Will the possibility of "Vince McMahon: The Ride" help USA Network land a TV deal with World Wrestling Entertainment? The network is laying out plenty of inducements -- including an affiliation with parent company NBC Universal’s theme parks -- in its negotiations.
Unfortunately, the network is not laying out a lot of money.
USA Network lost WWE’s main attraction, Monday night prime time matches, to Spike TV in 2000. But with WWE’s ratings fading on Spike, which has found the off-network rights to CBS hit CSI a more reliable investment, new Spike President Doug Herzog is not pursuing a new deal with WWE Chairman McMahon, though he does have the right to match any USA offer. (USA Network would not comment on the negotiations, and a WWE spokesman could not be reached.)
SEC filings show that WWE was collecting $31 million annually from Spike TV, but WWE sold the ad time itself. Industry executives say that USA isn’t offering any big hike in the fee, instead relying on deal sweeteners, such as matches carried on NBC U’s Telemundo Spanish-language network; wrestling specials on NBC; and wrestling-based attractions and promotions at Universal’s theme parks.

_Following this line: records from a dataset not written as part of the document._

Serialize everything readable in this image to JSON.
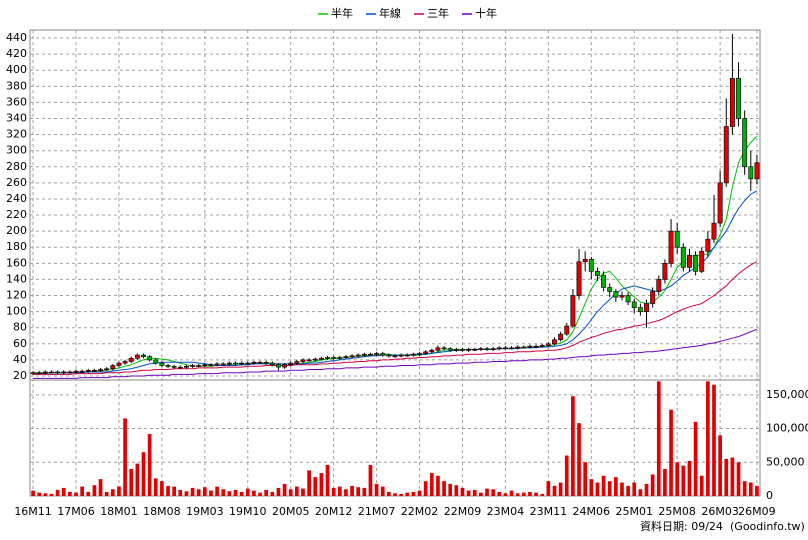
{
  "chart_data": {
    "type": "candlestick",
    "categories": [
      "16M11",
      null,
      null,
      null,
      null,
      null,
      null,
      "17M06",
      null,
      null,
      null,
      null,
      null,
      null,
      "18M01",
      null,
      null,
      null,
      null,
      null,
      null,
      "18M08",
      null,
      null,
      null,
      null,
      null,
      null,
      "19M03",
      null,
      null,
      null,
      null,
      null,
      null,
      "19M10",
      null,
      null,
      null,
      null,
      null,
      null,
      "20M05",
      null,
      null,
      null,
      null,
      null,
      null,
      "20M12",
      null,
      null,
      null,
      null,
      null,
      null,
      "21M07",
      null,
      null,
      null,
      null,
      null,
      null,
      "22M02",
      null,
      null,
      null,
      null,
      null,
      null,
      "22M09",
      null,
      null,
      null,
      null,
      null,
      null,
      "23M04",
      null,
      null,
      null,
      null,
      null,
      null,
      "23M11",
      null,
      null,
      null,
      null,
      null,
      null,
      "24M06",
      null,
      null,
      null,
      null,
      null,
      null,
      "25M01",
      null,
      null,
      null,
      null,
      null,
      null,
      "25M08",
      null,
      null,
      null,
      null,
      null,
      null,
      "26M03",
      null,
      null,
      null,
      null,
      null,
      "26M09"
    ],
    "open": [
      23,
      24,
      24,
      25,
      25,
      24,
      25,
      25,
      26,
      26,
      27,
      27,
      28,
      29,
      33,
      36,
      38,
      42,
      46,
      44,
      40,
      36,
      33,
      32,
      31,
      31,
      32,
      33,
      33,
      34,
      34,
      35,
      35,
      36,
      35,
      36,
      36,
      37,
      37,
      36,
      34,
      31,
      34,
      36,
      38,
      40,
      40,
      41,
      42,
      43,
      42,
      43,
      44,
      45,
      46,
      47,
      47,
      48,
      46,
      45,
      45,
      46,
      46,
      47,
      48,
      50,
      52,
      55,
      54,
      52,
      53,
      52,
      53,
      53,
      54,
      53,
      54,
      55,
      55,
      55,
      56,
      56,
      57,
      57,
      58,
      60,
      65,
      72,
      82,
      120,
      162,
      165,
      150,
      145,
      130,
      125,
      118,
      120,
      112,
      105,
      100,
      110,
      125,
      140,
      160,
      200,
      180,
      155,
      170,
      150,
      175,
      190,
      210,
      260,
      330,
      390,
      340,
      280,
      265
    ],
    "high": [
      26,
      26,
      27,
      27,
      27,
      27,
      27,
      28,
      28,
      29,
      29,
      30,
      31,
      35,
      38,
      40,
      44,
      48,
      48,
      46,
      42,
      38,
      35,
      34,
      33,
      34,
      35,
      35,
      36,
      36,
      37,
      37,
      38,
      38,
      38,
      38,
      39,
      39,
      39,
      38,
      36,
      36,
      38,
      40,
      42,
      42,
      43,
      44,
      45,
      45,
      45,
      46,
      47,
      48,
      49,
      49,
      50,
      50,
      48,
      47,
      48,
      48,
      49,
      50,
      52,
      54,
      58,
      57,
      56,
      55,
      55,
      55,
      55,
      56,
      56,
      56,
      57,
      57,
      57,
      58,
      58,
      59,
      59,
      60,
      62,
      68,
      75,
      86,
      128,
      178,
      175,
      168,
      155,
      150,
      135,
      128,
      125,
      124,
      116,
      110,
      115,
      130,
      145,
      165,
      215,
      210,
      185,
      178,
      175,
      180,
      200,
      245,
      275,
      365,
      445,
      410,
      350,
      300,
      295
    ],
    "low": [
      21,
      22,
      22,
      23,
      22,
      22,
      23,
      23,
      24,
      24,
      25,
      25,
      26,
      27,
      31,
      34,
      36,
      40,
      42,
      38,
      34,
      31,
      30,
      29,
      29,
      29,
      30,
      31,
      31,
      32,
      32,
      33,
      33,
      33,
      33,
      34,
      34,
      35,
      34,
      32,
      27,
      29,
      32,
      34,
      36,
      38,
      38,
      39,
      40,
      40,
      40,
      41,
      42,
      43,
      44,
      45,
      45,
      44,
      43,
      43,
      43,
      44,
      44,
      45,
      46,
      48,
      50,
      52,
      50,
      50,
      50,
      50,
      51,
      51,
      51,
      51,
      52,
      53,
      53,
      53,
      54,
      54,
      55,
      55,
      56,
      58,
      63,
      70,
      80,
      115,
      150,
      140,
      138,
      125,
      118,
      112,
      114,
      108,
      98,
      95,
      80,
      105,
      120,
      135,
      155,
      172,
      150,
      150,
      145,
      148,
      168,
      185,
      205,
      255,
      320,
      330,
      270,
      250,
      258
    ],
    "close": [
      24,
      24,
      25,
      25,
      24,
      25,
      25,
      26,
      26,
      27,
      27,
      28,
      29,
      33,
      36,
      38,
      42,
      46,
      44,
      40,
      36,
      33,
      32,
      31,
      31,
      32,
      33,
      33,
      34,
      34,
      35,
      35,
      36,
      35,
      36,
      36,
      37,
      37,
      36,
      34,
      31,
      34,
      36,
      38,
      40,
      40,
      41,
      42,
      43,
      42,
      43,
      44,
      45,
      46,
      47,
      47,
      48,
      46,
      45,
      45,
      46,
      46,
      47,
      48,
      50,
      52,
      55,
      54,
      52,
      53,
      52,
      53,
      53,
      54,
      53,
      54,
      55,
      55,
      55,
      56,
      56,
      57,
      57,
      58,
      60,
      65,
      72,
      82,
      120,
      162,
      165,
      150,
      145,
      130,
      125,
      118,
      120,
      112,
      105,
      100,
      110,
      125,
      140,
      160,
      200,
      180,
      155,
      170,
      150,
      175,
      190,
      210,
      260,
      330,
      390,
      340,
      280,
      265,
      285
    ],
    "up_color": "#e00000",
    "down_color": "#00b000",
    "series": [
      {
        "name": "半年",
        "color": "#00c000",
        "values": [
          24,
          24,
          24,
          24,
          24,
          24,
          24,
          25,
          25,
          25,
          26,
          26,
          27,
          28,
          30,
          32,
          34,
          37,
          40,
          42,
          42,
          41,
          40,
          38,
          36,
          34,
          32,
          32,
          32,
          32,
          33,
          33,
          34,
          35,
          35,
          35,
          36,
          36,
          36,
          36,
          35,
          35,
          35,
          35,
          36,
          37,
          38,
          40,
          41,
          42,
          42,
          43,
          44,
          45,
          45,
          46,
          46,
          47,
          47,
          46,
          46,
          46,
          46,
          46,
          47,
          48,
          50,
          52,
          53,
          53,
          53,
          53,
          53,
          53,
          53,
          53,
          54,
          54,
          54,
          55,
          55,
          56,
          56,
          57,
          57,
          59,
          61,
          65,
          75,
          92,
          110,
          128,
          140,
          148,
          150,
          142,
          132,
          125,
          118,
          112,
          110,
          112,
          118,
          126,
          140,
          155,
          162,
          168,
          170,
          170,
          172,
          180,
          195,
          215,
          255,
          285,
          300,
          310,
          318
        ]
      },
      {
        "name": "年線",
        "color": "#0050d0",
        "values": [
          23,
          23,
          23,
          24,
          24,
          24,
          24,
          24,
          24,
          25,
          25,
          25,
          25,
          26,
          27,
          28,
          29,
          31,
          33,
          35,
          36,
          37,
          37,
          37,
          37,
          37,
          37,
          36,
          35,
          34,
          33,
          33,
          33,
          33,
          34,
          34,
          35,
          35,
          35,
          35,
          35,
          35,
          35,
          35,
          35,
          36,
          36,
          37,
          38,
          39,
          40,
          41,
          42,
          43,
          44,
          45,
          45,
          46,
          46,
          46,
          46,
          46,
          47,
          47,
          47,
          48,
          49,
          50,
          51,
          52,
          52,
          53,
          53,
          53,
          53,
          53,
          54,
          54,
          54,
          54,
          55,
          55,
          55,
          56,
          56,
          57,
          58,
          60,
          65,
          72,
          80,
          90,
          100,
          108,
          115,
          122,
          128,
          130,
          132,
          130,
          128,
          126,
          125,
          128,
          132,
          138,
          145,
          150,
          155,
          160,
          168,
          180,
          190,
          200,
          215,
          228,
          238,
          246,
          250
        ]
      },
      {
        "name": "三年",
        "color": "#d00040",
        "values": [
          22,
          22,
          22,
          22,
          22,
          22,
          22,
          23,
          23,
          23,
          23,
          23,
          24,
          24,
          24,
          25,
          25,
          26,
          27,
          27,
          28,
          28,
          28,
          29,
          29,
          29,
          29,
          30,
          30,
          30,
          30,
          31,
          31,
          31,
          31,
          32,
          32,
          32,
          33,
          33,
          33,
          33,
          33,
          34,
          34,
          34,
          34,
          35,
          35,
          36,
          36,
          37,
          37,
          38,
          38,
          39,
          39,
          40,
          40,
          41,
          41,
          42,
          42,
          43,
          43,
          44,
          44,
          45,
          45,
          46,
          46,
          47,
          47,
          47,
          48,
          48,
          48,
          49,
          49,
          50,
          50,
          50,
          51,
          51,
          52,
          52,
          53,
          55,
          58,
          62,
          65,
          68,
          70,
          73,
          75,
          77,
          78,
          80,
          82,
          83,
          85,
          87,
          89,
          92,
          96,
          100,
          103,
          106,
          108,
          110,
          115,
          120,
          126,
          132,
          140,
          147,
          153,
          158,
          162
        ]
      },
      {
        "name": "十年",
        "color": "#7000c0",
        "values": [
          17,
          17,
          17,
          17,
          17,
          17,
          17,
          17,
          18,
          18,
          18,
          18,
          18,
          19,
          19,
          19,
          20,
          20,
          20,
          21,
          21,
          21,
          21,
          22,
          22,
          22,
          22,
          23,
          23,
          23,
          23,
          24,
          24,
          24,
          24,
          25,
          25,
          25,
          26,
          26,
          26,
          26,
          27,
          27,
          27,
          28,
          28,
          28,
          29,
          29,
          29,
          30,
          30,
          30,
          31,
          31,
          31,
          32,
          32,
          32,
          33,
          33,
          33,
          34,
          34,
          34,
          35,
          35,
          35,
          36,
          36,
          36,
          37,
          37,
          37,
          38,
          38,
          38,
          39,
          39,
          39,
          40,
          40,
          40,
          41,
          41,
          42,
          42,
          43,
          44,
          44,
          45,
          46,
          46,
          47,
          47,
          48,
          48,
          49,
          49,
          50,
          50,
          51,
          52,
          53,
          54,
          55,
          56,
          57,
          58,
          60,
          61,
          63,
          65,
          67,
          69,
          72,
          75,
          78
        ]
      }
    ],
    "ylim": [
      15,
      450
    ],
    "yticks": [
      20,
      40,
      60,
      80,
      100,
      120,
      140,
      160,
      180,
      200,
      220,
      240,
      260,
      280,
      300,
      320,
      340,
      360,
      380,
      400,
      420,
      440
    ],
    "grid": true,
    "volume": {
      "color": "#e00000",
      "ylim": [
        0,
        172000
      ],
      "yticks": [
        0,
        {
          "value": 50000,
          "label": "50,000"
        },
        {
          "value": 100000,
          "label": "100,000"
        },
        {
          "value": 150000,
          "label": "150,000"
        }
      ],
      "values": [
        8000,
        5000,
        4000,
        3000,
        9000,
        12000,
        6000,
        5000,
        14000,
        6000,
        16000,
        25000,
        6000,
        10000,
        14000,
        115000,
        40000,
        48000,
        65000,
        92000,
        26000,
        22000,
        15000,
        14000,
        9000,
        7000,
        12000,
        10000,
        13000,
        8000,
        14000,
        10000,
        7000,
        9000,
        6000,
        11000,
        8000,
        5000,
        9000,
        6000,
        12000,
        18000,
        10000,
        14000,
        11000,
        38000,
        28000,
        34000,
        46000,
        12000,
        14000,
        10000,
        15000,
        13000,
        12000,
        46000,
        18000,
        14000,
        6000,
        4000,
        3000,
        5000,
        6000,
        8000,
        22000,
        34000,
        30000,
        22000,
        18000,
        16000,
        12000,
        8000,
        9000,
        5000,
        11000,
        10000,
        6000,
        4000,
        8000,
        4000,
        5000,
        6000,
        5000,
        3000,
        22000,
        15000,
        20000,
        60000,
        148000,
        108000,
        50000,
        25000,
        20000,
        30000,
        22000,
        28000,
        20000,
        15000,
        20000,
        10000,
        18000,
        32000,
        170000,
        40000,
        128000,
        50000,
        45000,
        52000,
        110000,
        30000,
        170000,
        165000,
        90000,
        55000,
        57000,
        50000,
        22000,
        20000,
        15000
      ]
    },
    "source_note": "資料日期: 09/24",
    "source": "(Goodinfo.tw)"
  }
}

When USA Network lost the rights five years ago, Spike offered its own enticements, including a plan to publish wrestling books and schedule a wrestling-based reality show on Viacom sibling MTV. But Spike also tripled WWE’s license fee.
WWE isn’t quite the treasure it was back then, when USA Network rushed to court to try to stop Spike (then called TNN). Ratings are down by almost half, from a peak Nielsen household rating of 6.0 to 3.4 today.
However, the Monday matches remain one of the biggest draws on cable and are a magnet for young male viewers, so rasslin’s hardly on the ropes.